I get my worms mail order through Uncle Jim’s Worm Farm. I’ve ordered from this site three or four times now and haven’t had any issues. The worms come well packaged and in great shape. From my research, this vendor has been the most reasonably priced too. At any rate, a Google search can get you connected as well. In some of my investigation for this post, buying worms was discouraged. What!? In fact, an article provided instructions on how to check the health of your soil. This is determined by how many earthworms call it home. Here’s the article’s link. If it turns out you don’t have as many worms as you’d like (really, the more the merrier…and healthier) and you don’t want to purchase them, this website provides tips on encouraging earthworms to come and stay in your garden. Here’s that link.
I usually save a few of these prehistoric squirmy worms for the girls (my hens). They’ll jump pretty high to get these tasty morsels. It’s quite entertaining.
Anyone else have worms?
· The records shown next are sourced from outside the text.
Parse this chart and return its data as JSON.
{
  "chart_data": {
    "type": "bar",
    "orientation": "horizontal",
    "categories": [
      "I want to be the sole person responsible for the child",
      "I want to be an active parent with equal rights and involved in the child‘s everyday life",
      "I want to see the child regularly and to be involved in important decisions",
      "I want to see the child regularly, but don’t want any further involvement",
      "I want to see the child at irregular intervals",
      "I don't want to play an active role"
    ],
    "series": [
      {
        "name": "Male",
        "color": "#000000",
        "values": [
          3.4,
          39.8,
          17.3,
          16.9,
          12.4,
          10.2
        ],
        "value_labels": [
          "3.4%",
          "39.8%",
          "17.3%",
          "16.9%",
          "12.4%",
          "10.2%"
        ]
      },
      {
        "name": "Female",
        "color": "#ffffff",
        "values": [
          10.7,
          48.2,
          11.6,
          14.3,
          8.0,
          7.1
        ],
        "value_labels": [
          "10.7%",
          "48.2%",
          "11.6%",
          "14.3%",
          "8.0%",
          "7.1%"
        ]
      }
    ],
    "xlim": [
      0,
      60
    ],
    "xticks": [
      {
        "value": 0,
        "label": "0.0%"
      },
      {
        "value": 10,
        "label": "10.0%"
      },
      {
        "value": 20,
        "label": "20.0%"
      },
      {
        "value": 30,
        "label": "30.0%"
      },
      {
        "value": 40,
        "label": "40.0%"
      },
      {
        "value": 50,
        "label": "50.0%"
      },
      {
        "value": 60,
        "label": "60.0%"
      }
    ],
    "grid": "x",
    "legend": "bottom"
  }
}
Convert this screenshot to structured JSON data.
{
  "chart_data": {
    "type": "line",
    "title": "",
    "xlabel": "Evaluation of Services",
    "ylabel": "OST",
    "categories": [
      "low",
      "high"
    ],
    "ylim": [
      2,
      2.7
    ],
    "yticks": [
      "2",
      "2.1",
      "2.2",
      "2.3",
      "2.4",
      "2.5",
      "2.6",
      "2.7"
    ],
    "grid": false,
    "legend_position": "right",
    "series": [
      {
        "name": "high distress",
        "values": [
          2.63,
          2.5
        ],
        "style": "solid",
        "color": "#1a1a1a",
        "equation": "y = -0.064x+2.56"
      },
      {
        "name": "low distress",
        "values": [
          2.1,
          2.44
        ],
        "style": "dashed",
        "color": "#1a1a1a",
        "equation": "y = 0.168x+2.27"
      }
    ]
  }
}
Please share if you use another vendor and what your experience has been.
Most of southern Utah’s soil is deficient in organic matter. To increase my garden’s success I am getting ready to add organic matter.Adding compost will increase the soils moisture holding capacity and increase the soil’s texture. Fall is a great season to add organic matter. It is recommended annually to add 2 inches of compost to your garden and then till it in 6 to 8 inches deep. Be aware that adding this organic matter will use up nitrogen available in the soil. So, you will need to add additional nitrogen. The reason nutrients should be added with compost is because its the nitrogen in the soil that breaks down the compost.
There are several places to get compost. The least expensive place is the landfill. It is $20 per ton for residents. Follow this link for more information. Western Rock also has a great compost. Here’s their website. The local nurseries sell compost by the bag.
For me, I make my own by collecting my yard and kitchen (minus the meat) waste into a compost pile located in the backyard. It’s placed where the hens can get to it. My reason for this is to allow the hens to scratch through the pile and eat what they like. While doing so, they poop a little in it…actually…it’s a lot…they poop a lot in it. As a result, their activity turns the waste quickly to compost. The girls are like a compost making machine.
Today is turning the compost day.
The girls are checking out my work. Woohoo! Everyone seems happy.